Now John's son, Nicholas Cornwell, has revealed that : “He was, by the time he died, an Irish citizen. On his last birthday I gave him an Irish flag, and so one of the last photographs I have of him is him sitting wrapped in an Irish flag, grinning his head off”. Prior to adopting Irish citizenship he visited Cork, from whence his maternal grandmother, Olive Wolfe, came and researched his roots. 
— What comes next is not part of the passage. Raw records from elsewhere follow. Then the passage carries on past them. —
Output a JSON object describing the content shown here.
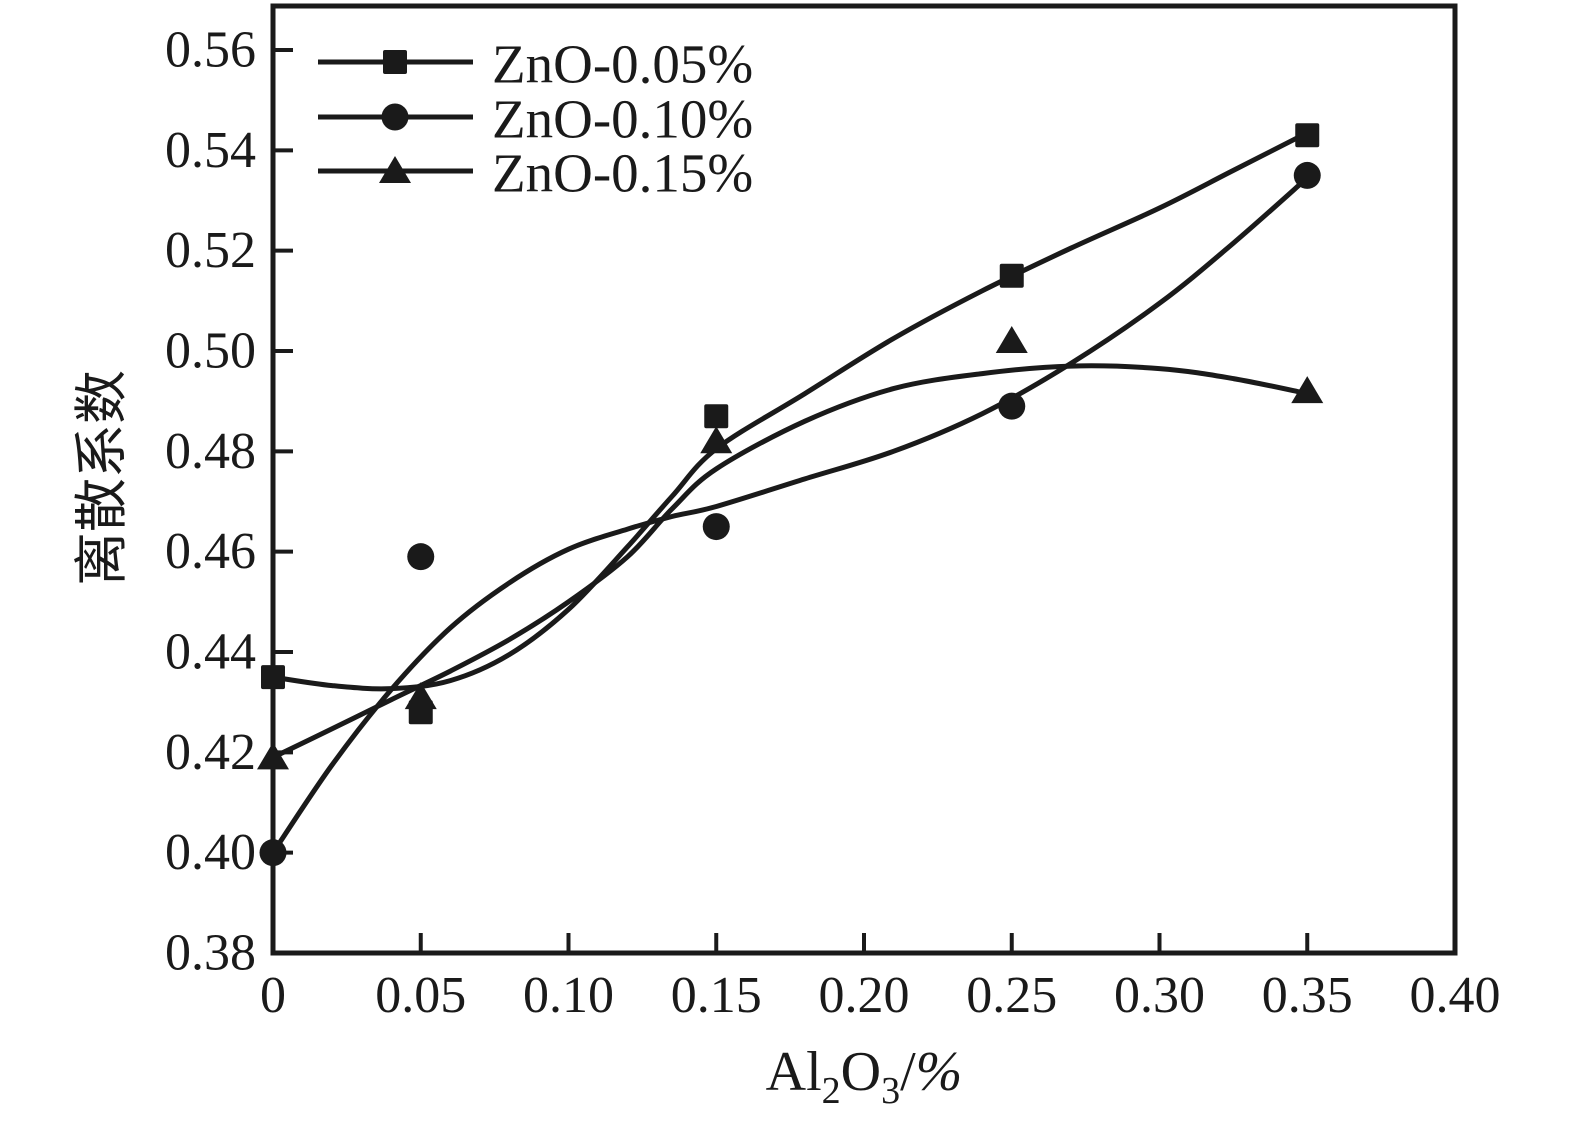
{
  "figure": {
    "background": "#ffffff",
    "ink_color": "#1a1a1a"
  },
  "chart_data": {
    "type": "line",
    "title": "",
    "xlabel": "Al2O3/%",
    "xlabel_parts": [
      {
        "t": "Al"
      },
      {
        "t": "2",
        "sub": true
      },
      {
        "t": "O"
      },
      {
        "t": "3",
        "sub": true
      },
      {
        "t": "/"
      },
      {
        "t": "%",
        "italic": true
      }
    ],
    "ylabel": "离散系数",
    "x_axis": {
      "min": 0,
      "max": 0.4,
      "tick_values": [
        0,
        0.05,
        0.1,
        0.15,
        0.2,
        0.25,
        0.3,
        0.35,
        0.4
      ],
      "tick_labels": [
        "0",
        "0.05",
        "0.10",
        "0.15",
        "0.20",
        "0.25",
        "0.30",
        "0.35",
        "0.40"
      ]
    },
    "y_axis": {
      "min": 0.38,
      "max": 0.56,
      "tick_values": [
        0.38,
        0.4,
        0.42,
        0.44,
        0.46,
        0.48,
        0.5,
        0.52,
        0.54,
        0.56
      ],
      "tick_labels": [
        "0.38",
        "0.40",
        "0.42",
        "0.44",
        "0.46",
        "0.48",
        "0.50",
        "0.52",
        "0.54",
        "0.56"
      ]
    },
    "legend": {
      "position": "top-left"
    },
    "grid": false,
    "series": [
      {
        "name": "ZnO-0.05%",
        "marker": "square",
        "color": "#1a1a1a",
        "points": [
          [
            0,
            0.435
          ],
          [
            0.05,
            0.428
          ],
          [
            0.15,
            0.487
          ],
          [
            0.25,
            0.515
          ],
          [
            0.35,
            0.543
          ]
        ],
        "fit_curve": [
          [
            0,
            0.435
          ],
          [
            0.02,
            0.4333
          ],
          [
            0.04,
            0.4327
          ],
          [
            0.06,
            0.4343
          ],
          [
            0.08,
            0.4395
          ],
          [
            0.1,
            0.4485
          ],
          [
            0.12,
            0.461
          ],
          [
            0.135,
            0.471
          ],
          [
            0.15,
            0.4805
          ],
          [
            0.18,
            0.4915
          ],
          [
            0.21,
            0.5025
          ],
          [
            0.24,
            0.512
          ],
          [
            0.27,
            0.5205
          ],
          [
            0.3,
            0.5285
          ],
          [
            0.325,
            0.536
          ],
          [
            0.35,
            0.5435
          ]
        ]
      },
      {
        "name": "ZnO-0.10%",
        "marker": "circle",
        "color": "#1a1a1a",
        "points": [
          [
            0,
            0.4
          ],
          [
            0.05,
            0.459
          ],
          [
            0.15,
            0.465
          ],
          [
            0.25,
            0.489
          ],
          [
            0.35,
            0.535
          ]
        ],
        "fit_curve": [
          [
            0,
            0.4
          ],
          [
            0.02,
            0.4175
          ],
          [
            0.04,
            0.4325
          ],
          [
            0.06,
            0.4448
          ],
          [
            0.08,
            0.4538
          ],
          [
            0.1,
            0.4605
          ],
          [
            0.12,
            0.4645
          ],
          [
            0.135,
            0.467
          ],
          [
            0.15,
            0.469
          ],
          [
            0.18,
            0.4745
          ],
          [
            0.21,
            0.48
          ],
          [
            0.24,
            0.4875
          ],
          [
            0.27,
            0.4975
          ],
          [
            0.3,
            0.5095
          ],
          [
            0.325,
            0.5215
          ],
          [
            0.35,
            0.5345
          ]
        ]
      },
      {
        "name": "ZnO-0.15%",
        "marker": "triangle",
        "color": "#1a1a1a",
        "points": [
          [
            0,
            0.419
          ],
          [
            0.05,
            0.431
          ],
          [
            0.15,
            0.482
          ],
          [
            0.25,
            0.502
          ],
          [
            0.35,
            0.492
          ]
        ],
        "fit_curve": [
          [
            0,
            0.419
          ],
          [
            0.02,
            0.4247
          ],
          [
            0.04,
            0.4305
          ],
          [
            0.06,
            0.4362
          ],
          [
            0.08,
            0.4425
          ],
          [
            0.1,
            0.45
          ],
          [
            0.12,
            0.459
          ],
          [
            0.135,
            0.4685
          ],
          [
            0.15,
            0.4765
          ],
          [
            0.18,
            0.486
          ],
          [
            0.21,
            0.4925
          ],
          [
            0.24,
            0.4955
          ],
          [
            0.27,
            0.497
          ],
          [
            0.3,
            0.4965
          ],
          [
            0.325,
            0.4945
          ],
          [
            0.35,
            0.4915
          ]
        ]
      }
    ]
  }
}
When he was interviewed by the late Marian Finucane on her Irish RTÉ Radio 1 radio show in October 2019 he said : “I am indeed applying for an Irish passport. And it means a lot to me for two reasons: firstly, I want to remain in the EU and an Irish passport will enable me to do that; I am a European and I would like the passport of a European. Secondly, I have much to learn. I was completely enchanted by my journey to Ireland where I visited my grandmother’s birthplace in Inchinattin near Rosscarbery in Co Cork and that was where she grew up. And at the age of 16, from there, she went to England as a lady’s maid. That was in 1911 and a couple of years later all hell broke out in that region and there was a terrible religious war and carnage. And she escaped that, so I went and found this tiny little spot, Inchinattin near Rosscarbery. 

Afterwards I went to Skibbereen where there is a heritage centre and a wonderful lady called Margaret Murphy, an archivist, first of all looked rather sternly at her computer for a long while and then she turned up to me and with a beautiful smile said, "welcome home".

When she said this to him his son said : "It was vastly moving for him, a huge emotional shift, an awareness of history and self which had genuinely eluded him his whole life".

John maintained his belief that Brexit was : 

“Without doubt the greatest catastrophe and the greatest idiocy that Britain has perpetrated since the invasion of Suez. Nobody is to blame but the Brits themselves – not the Irish, not the Europeans”.